Max stares at me, his eyes budding with tears. “God, Lucy. I’m so sorry.”
“It’s why I’ve found it... quite hard to trust.”
I can tell the irony isn’t lost on him. His face pales, and he looks away from me. “I just... I can’t believe this. Why didn’t you tell me before?”
I hesitate, draw shapes against the cushion I’ve pulled onto my lap for comfort, like a child. “I mean, I still don’t even know what really happened.”
“I think you do,” he says, softly.
Yes, I do. But as Max is so fond of saying, instinct isn’t evidence. “I know he stole my stuff. But I don’t know... the rest. Not for sure.”
The sound of a speeding motorbike shoots through the room from the road. It sounds like it’s going so fast, I wait for the ensuing sirens, but for once they don’t come.
“That’s why you don’t have any pictures,” he says, slowly. “You keep making excuses not to show me, but you don’t have any. He took your camera.”
I nod, feeling my forehead knit together. “The worst thing is having no way to find out the full story. It makes me feel sick, if I think about it too much. It’s why I don’t drink anymore. The thought of ever losing control like that again...”
Listening to every beat of regret between us now is one of the saddest sensations I’ve ever known.
“Did they investigate?”
I nod. “As far as they could. He was on CCTV, so they know it was him that stole my things. But they don’t know the rest. And they never caught him.”
“Have you ever talked to anyone about this?” Max is fiddling with a pinecone, turning it over and over in his hand. It must have fallen from the little pile I’ve balanced in the grate of my redundant fireplace.
“Only Jools knows.”
“Not your family?”
I shake my head.
“Not a professional?”
“Nope.”
“I think you should. It’s really serious, what happened to you.”
“I don’t want to go over it all again. I actually just want to forget it.”
A few more seconds tick by. “God, Lucy, I’m just... so sorry.”
He doesn’t say what we’re both thinking: that if he’d not slept with Tash, we might never have split up, I might never have gone traveling, I might never have met Nate...
If... if... if...
But the truth is, I don’t want Max to feel guilty. Not about Nate. There are plenty of other things I could blame him for. But not that.
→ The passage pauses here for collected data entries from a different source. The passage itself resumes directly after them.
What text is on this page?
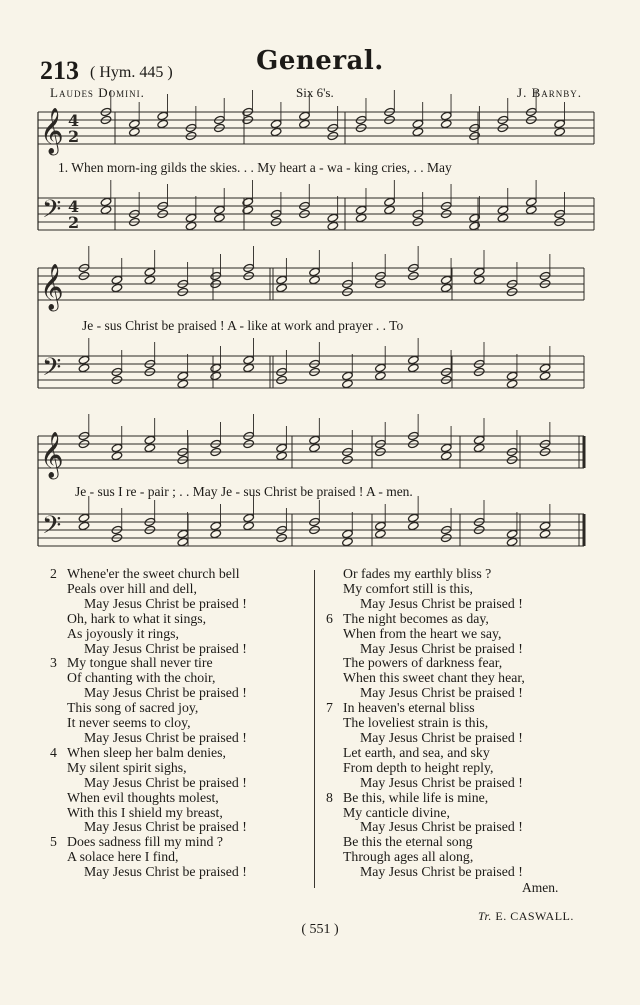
213 ( Hym. 445 )	General.
Laudes Domini.	Six 6's.	J. Barnby.
𝄞
𝄢
4
4
2
2
𝄞
𝄢
𝄞
𝄢
1. When morn-ing gilds the skies. . . My heart a - wa - king cries, . . May
Je - sus Christ be praised ! A - like at work and prayer . . To
Je - sus I re - pair ; . . May Je - sus Christ be praised ! A - men.
2 Whene'er the sweet church bell
Peals over hill and dell,
May Jesus Christ be praised !
Oh, hark to what it sings,
As joyously it rings,
May Jesus Christ be praised !
3 My tongue shall never tire
Of chanting with the choir,
May Jesus Christ be praised !
This song of sacred joy,
It never seems to cloy,
May Jesus Christ be praised !
4 When sleep her balm denies,
My silent spirit sighs,
May Jesus Christ be praised !
When evil thoughts molest,
With this I shield my breast,
May Jesus Christ be praised !
5 Does sadness fill my mind ?
A solace here I find,
May Jesus Christ be praised !
Or fades my earthly bliss ?
My comfort still is this,
May Jesus Christ be praised !
6 The night becomes as day,
When from the heart we say,
May Jesus Christ be praised !
The powers of darkness fear,
When this sweet chant they hear,
May Jesus Christ be praised !
7 In heaven's eternal bliss
The loveliest strain is this,
May Jesus Christ be praised !
Let earth, and sea, and sky
From depth to height reply,
May Jesus Christ be praised !
8 Be this, while life is mine,
My canticle divine,
May Jesus Christ be praised !
Be this the eternal song
Through ages all along,
May Jesus Christ be praised !
Amen.
Tr. E. CASWALL.
( 551 )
From downstairs, a cheer erupts, like they’re about to start a conga, or someone’s just lost at strip poker. It makes me smile, despite myself.
“I take it... it wasn’t really him you saw tonight?” Max asks me, gently.
I shake my head. “He’d be ten years older by now. He’d look different. It was just my mind playing tricks on me. It’s happened a couple of times before.”
Once in a restaurant, with my parents and my ex-boyfriend. And once at Figaro, when I walked into a meeting room to encounter a new client, who just happened to be Nate’s double. On both occasions I fled, locking myself in a toilet to throw up, thereby convincing most of the people involved I was pregnant.
Max comes over to the bed and takes my hand, and then we just lie down next to each other, breathing in sync and not speaking. And when I next look around it is morning, and for a horrifying moment I think I’m back in that hotel room. But then I turn my head, and it is Max by my side and I am wrapped in his arms, both of us still fully clothed. And in this moment, to know I’m safe is the most precious feeling onearth.